The last time the Twins had a left-handed pitcher among the game's top ten prospects at the position may have been when Francisco Liriano was still a prospect. But drafting high in the first round can do good things for a club's minor league system, and with the sixth overall pick in the 2015 draft Minnesota took southpaw Tyler Jay.
Jay's debut with the Twins saw him pitch entirely out of the bullpen for the Fort Myers Miracle. After 60.1 innings as a Junior for the Fighting Illini, scouts graced him with a 65 grade for his fastball, curveball, and his command. Minnesota will attempt to develop him as a starter, as a lefty with two plus pitches and potential plus-plus command is difficult to find.
While some fans were worried the Twins reached on Tyler Jay at number six, worried that the organization may have blown a high draft pick on a reliever, he was a consensus Top 10 pick. In late May, when his collegiate performances were solidifying his potential among scouts the country over, he often appeared as a Top 3 pick.
On Jonathan Mayo's list of the best ten left-handed pitching prospects for 2016, Jay ranks behind the Dodgers' Julio Urias, the Rays' Blake Snell, the Mets' Steven Matz, and the Braves' Sean Newcomb. Urias looks like one of the best prospects in the game, much less the best left-handed pitcher, and should be joining Clayton Kershaw's rotation in the very near future. Snell was the 52nd overall pick in the 2011 draft by Tampa Bay, and is only just picking up steam as a prospect now that his command is coming together. Matz made six starts for that talented and young Mets rotation, but holds onto his rookie status for 2016 after being a consensus Top 100 prospect pre-2015. And then there's Newcomb, who was sometimes tied to the Twins heading into the 2014 draft behind being selected 15th overall and also being a consensus Top 100 prospect pre-2015.

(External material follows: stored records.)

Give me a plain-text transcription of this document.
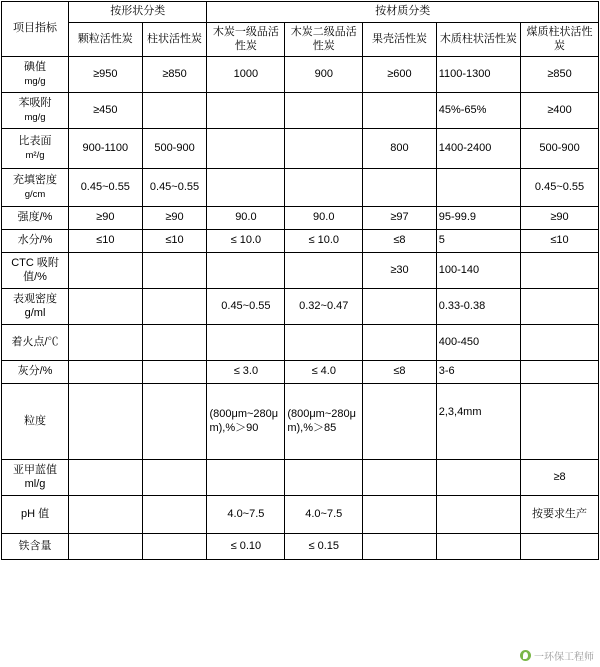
项目指标	按形状分类		按材质分类				
	颗粒活性炭	柱状活性炭	木炭一级品活性炭	木炭二级品活性炭	果壳活性炭	木质柱状活性炭	煤质柱状活性炭
碘值
mg/g	≥950	≥850	1000	900	≥600	1100-1300	≥850
苯吸附
mg/g	≥450					45%-65%	≥400
比表面
m²/g	900-1100	500-900			800	1400-2400	500-900
充填密度
g/cm	0.45~0.55	0.45~0.55					0.45~0.55
强度/%	≥90	≥90	90.0	90.0	≥97	95-99.9	≥90
水分/%	≤10	≤10	≤ 10.0	≤ 10.0	≤8	5	≤10
CTC 吸附值/%					≥30	100-140	
表观密度 g/ml			0.45~0.55	0.32~0.47		0.33-0.38	
着火点/℃						400-450	
灰分/%			≤ 3.0	≤ 4.0	≤8	3-6	
粒度			(800μm~280μm),%＞90	(800μm~280μm),%＞85		2,3,4mm	
亚甲蓝值 ml/g							≥8
pH 值			4.0~7.5	4.0~7.5			按要求生产
铁含量			≤ 0.10	≤ 0.15			
一环保工程师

Jay, the first 2015 draftee on the list, went No. 6 overall to the Twins. A reliever at Illinois, Jay has the repertoire and the command to be a starter, and that's how Minnesota plans to develop him. He could have at least four Major League average pitches with above-average control when all is said and done. The transition to starting might slow Jay's progress a bit, but it's also nice to know that if it doesn't work, he could have an impact in the bullpen in a hurry.
Unlike Berrios, whose prospect status has been legitimized through performance, Jay is still on his Prospect Starter Pack - and that means his status is based almost entirely off of his draft position. Because he's never put in time as a starter, as he takes the time to develop his secondary pitches and on stretching himself out we may see his numbers have a bit of an initial dip. But considering where he's starting from, it wouldn't surprise me to see the Twins move Jay along quickly whether he settles in as a starter or whether he ends up being a brilliant bullpen option.